Verification of Numerical Simulation Code for High-Pressured Water Injection in Molten LBE
摘要
The Steam Generator Tube Rupture (SGTR) accident is a high complex process influenced by multiple factors, including steam-water critical flow, water-LBE interaction, and the frictional pressure drop in the discharge pipeline. While most simulations demonstrate good agreement with experimental data in terms of pressure trends, they often overlook the comparison of instantaneous mass flow and steam bubble evolution behavior, leading to insufficient verification. This study systematically validates the accuracy of the Fast Reactor Safety Analysis Code (FASAC) in simulating SGTR accidents based on the experimental facility established at the China Nuclear Power Technology Research Institute (CNPTRI). A data normalization approach was adopted to conduct a detailed comparative analysis between experimental and simulation results in terms of water injection mass flow, reactor vessel pressure changes, and bubble evolution behavior. Both the simulation results for water injection mass flow and pressure changes show a strong agreement with the experimental results, with errors of 5.4% for critical mass flow, 3.5% for pressure rise rate, and 6% for maximum pressure.
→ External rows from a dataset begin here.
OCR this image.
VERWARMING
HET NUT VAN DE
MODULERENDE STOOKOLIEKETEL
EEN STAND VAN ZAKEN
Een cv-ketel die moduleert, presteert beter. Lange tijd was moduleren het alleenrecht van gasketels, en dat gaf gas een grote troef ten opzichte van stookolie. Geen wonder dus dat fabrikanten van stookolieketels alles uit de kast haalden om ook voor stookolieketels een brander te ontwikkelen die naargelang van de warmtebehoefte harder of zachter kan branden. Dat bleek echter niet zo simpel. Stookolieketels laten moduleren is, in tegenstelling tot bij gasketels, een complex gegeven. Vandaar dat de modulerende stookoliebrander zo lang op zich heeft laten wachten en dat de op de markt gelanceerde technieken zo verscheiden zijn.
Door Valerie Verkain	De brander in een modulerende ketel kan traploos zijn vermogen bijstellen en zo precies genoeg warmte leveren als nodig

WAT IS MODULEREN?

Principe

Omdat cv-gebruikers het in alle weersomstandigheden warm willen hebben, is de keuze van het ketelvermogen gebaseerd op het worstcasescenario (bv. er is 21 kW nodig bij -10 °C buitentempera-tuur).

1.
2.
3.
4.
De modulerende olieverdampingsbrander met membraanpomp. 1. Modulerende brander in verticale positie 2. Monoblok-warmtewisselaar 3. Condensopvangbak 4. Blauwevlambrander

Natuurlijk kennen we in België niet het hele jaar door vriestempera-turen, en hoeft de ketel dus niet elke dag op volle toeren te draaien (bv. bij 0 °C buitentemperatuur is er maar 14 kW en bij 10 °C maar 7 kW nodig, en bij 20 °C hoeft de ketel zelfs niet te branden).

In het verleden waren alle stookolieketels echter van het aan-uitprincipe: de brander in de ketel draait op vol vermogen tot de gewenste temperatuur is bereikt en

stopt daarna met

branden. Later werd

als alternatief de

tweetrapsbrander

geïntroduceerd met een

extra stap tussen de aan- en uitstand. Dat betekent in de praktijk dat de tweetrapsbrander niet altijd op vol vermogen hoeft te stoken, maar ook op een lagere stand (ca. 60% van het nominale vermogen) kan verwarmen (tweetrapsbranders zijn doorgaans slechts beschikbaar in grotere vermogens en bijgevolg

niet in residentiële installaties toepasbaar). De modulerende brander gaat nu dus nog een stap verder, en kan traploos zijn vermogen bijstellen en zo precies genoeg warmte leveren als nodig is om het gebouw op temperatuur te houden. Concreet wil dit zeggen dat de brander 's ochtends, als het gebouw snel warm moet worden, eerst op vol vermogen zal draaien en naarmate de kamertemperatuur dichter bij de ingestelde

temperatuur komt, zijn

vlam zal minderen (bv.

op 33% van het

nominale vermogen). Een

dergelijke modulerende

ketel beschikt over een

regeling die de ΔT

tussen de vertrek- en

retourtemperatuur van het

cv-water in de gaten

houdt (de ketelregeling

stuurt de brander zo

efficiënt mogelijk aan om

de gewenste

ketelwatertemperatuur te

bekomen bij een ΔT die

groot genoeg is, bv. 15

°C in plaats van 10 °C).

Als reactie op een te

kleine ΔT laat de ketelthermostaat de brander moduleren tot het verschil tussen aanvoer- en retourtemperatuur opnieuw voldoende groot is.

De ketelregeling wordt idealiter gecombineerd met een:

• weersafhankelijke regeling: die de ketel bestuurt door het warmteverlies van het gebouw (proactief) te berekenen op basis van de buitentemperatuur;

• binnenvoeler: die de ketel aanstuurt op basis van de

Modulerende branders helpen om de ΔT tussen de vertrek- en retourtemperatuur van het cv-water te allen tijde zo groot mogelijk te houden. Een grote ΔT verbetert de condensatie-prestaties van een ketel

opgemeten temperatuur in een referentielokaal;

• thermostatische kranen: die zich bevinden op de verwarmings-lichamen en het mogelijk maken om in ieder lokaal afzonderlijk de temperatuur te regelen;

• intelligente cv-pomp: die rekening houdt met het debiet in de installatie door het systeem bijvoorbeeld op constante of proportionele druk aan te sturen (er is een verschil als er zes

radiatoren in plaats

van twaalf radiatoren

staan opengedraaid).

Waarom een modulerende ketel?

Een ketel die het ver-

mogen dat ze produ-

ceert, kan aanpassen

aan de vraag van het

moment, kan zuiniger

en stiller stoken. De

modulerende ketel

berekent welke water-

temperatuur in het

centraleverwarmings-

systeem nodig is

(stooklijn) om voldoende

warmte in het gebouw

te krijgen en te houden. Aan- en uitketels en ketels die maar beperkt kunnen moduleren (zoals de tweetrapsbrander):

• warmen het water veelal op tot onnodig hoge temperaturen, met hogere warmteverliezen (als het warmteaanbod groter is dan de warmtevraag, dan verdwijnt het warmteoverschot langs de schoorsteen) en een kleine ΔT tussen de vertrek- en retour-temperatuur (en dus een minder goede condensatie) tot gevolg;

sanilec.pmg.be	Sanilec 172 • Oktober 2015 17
The bubble evolution behavior is consistent with the visualization from the temperature distribution matrix. The behavior of steam bubbles can be classified into three stages: generation and expansion, migration and LBE blockage of the discharge pipeline, and the stable distribution of gas–liquid volume fraction. This study validates the accuracy and reliability of the FASAC in predicting pressure trends, mass flow, and steam bubble evolution, further demonstrating its applicability in the safety analysis for Lead-cooled Fast Reactor (LFR).